5.Le recourant invoque également la prescription.
a) Aux termes de l'art. 16 al. 1, 1
ère
phrase, LAVS, les
cotisations dont le montant n'a pas été fixé par voie de décision dans un
délai de cinq ans à compter de la fin de l'année civile pour laquelle elles
sont dues ne peuvent plus être exigées ni versées. Cette disposition
consacre la prescription du droit de fixer les cotisations.
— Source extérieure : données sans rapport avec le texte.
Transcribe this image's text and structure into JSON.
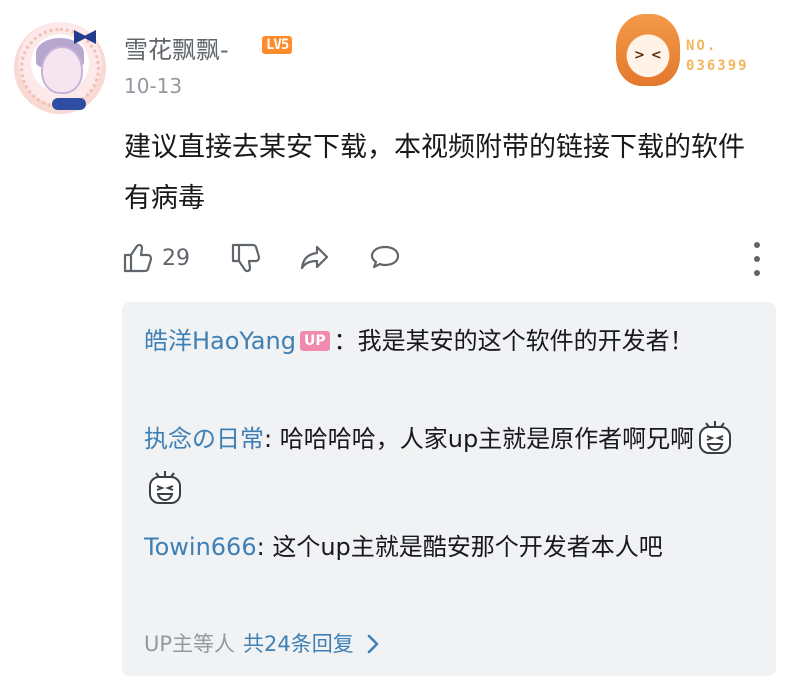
{
  "comment": {
    "username": "雪花飘飘-",
    "level_badge": "LV5",
    "date": "10-13",
    "text": "建议直接去某安下载，本视频附带的链接下载的软件有病毒",
    "like_count": "29"
  },
  "fan_card": {
    "label_no": "NO.",
    "number": "036399"
  },
  "replies": [
    {
      "name": "皓洋HaoYang",
      "badge": "UP",
      "sep": "：",
      "text": "我是某安的这个软件的开发者！"
    },
    {
      "name": "执念の日常",
      "sep": ":",
      "text": "哈哈哈哈，人家up主就是原作者啊兄啊",
      "emote_count": 2
    },
    {
      "name": "Towin666",
      "sep": ":",
      "text": "这个up主就是酷安那个开发者本人吧"
    }
  ],
  "more_replies": {
    "prefix": "UP主等人",
    "link": "共24条回复"
  },
  "icons": [
    "thumbs-up-icon",
    "thumbs-down-icon",
    "share-icon",
    "reply-icon",
    "more-vertical-icon",
    "chevron-right-icon"
  ],
  "colors": {
    "link_blue": "#3e80b5",
    "level_orange": "#ff8c2a",
    "up_badge_pink": "#f08baf",
    "reply_bg": "#f1f2f3"
  }
}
Entrée en vigueur
le 1
er
janvier 2012, la novelle du 17 juin 2011 n'a pas modifié la durée du
délai (RO 2011 4745).
Nonobstant le terme de prescription utilisé par le législateur en
relation avec l'art. 16 LAVS, il s'agit d'un délai de péremption (Michel
Valterio, Droit de l'assurance-vieillesse et survivants [AVS] et de
l'assurance-invalidité [AI], Genève/Zurich/Bâle 2011, n° 715, p. 211 ;
Pierre-Yves Greber/Jean-Louis Duc/Gustavo Scartazzini, Commentaire des
articles 1 à 16 de la loi fédérale sur l'assurance-vieillesse et survivants
[LAVS], Bâle 1997, n. 2 ad art. 16 ; Andrea Braconi, Prescription et
péremption dans l'assurance sociale, in Droit privé et assurances sociales,
Fribourg 1990, p. 224 et les références citées).
b) En l’espèce, l’intimée a fixé les cotisations du recourant
pour l’année 2006 par décision du 3 août 2009, soit dans les cinq ans à
compter de la fin de l’année civile pour laquelle elles étaient dues. Le droit
de fixer les cotisations en cause n’était donc pas périmé.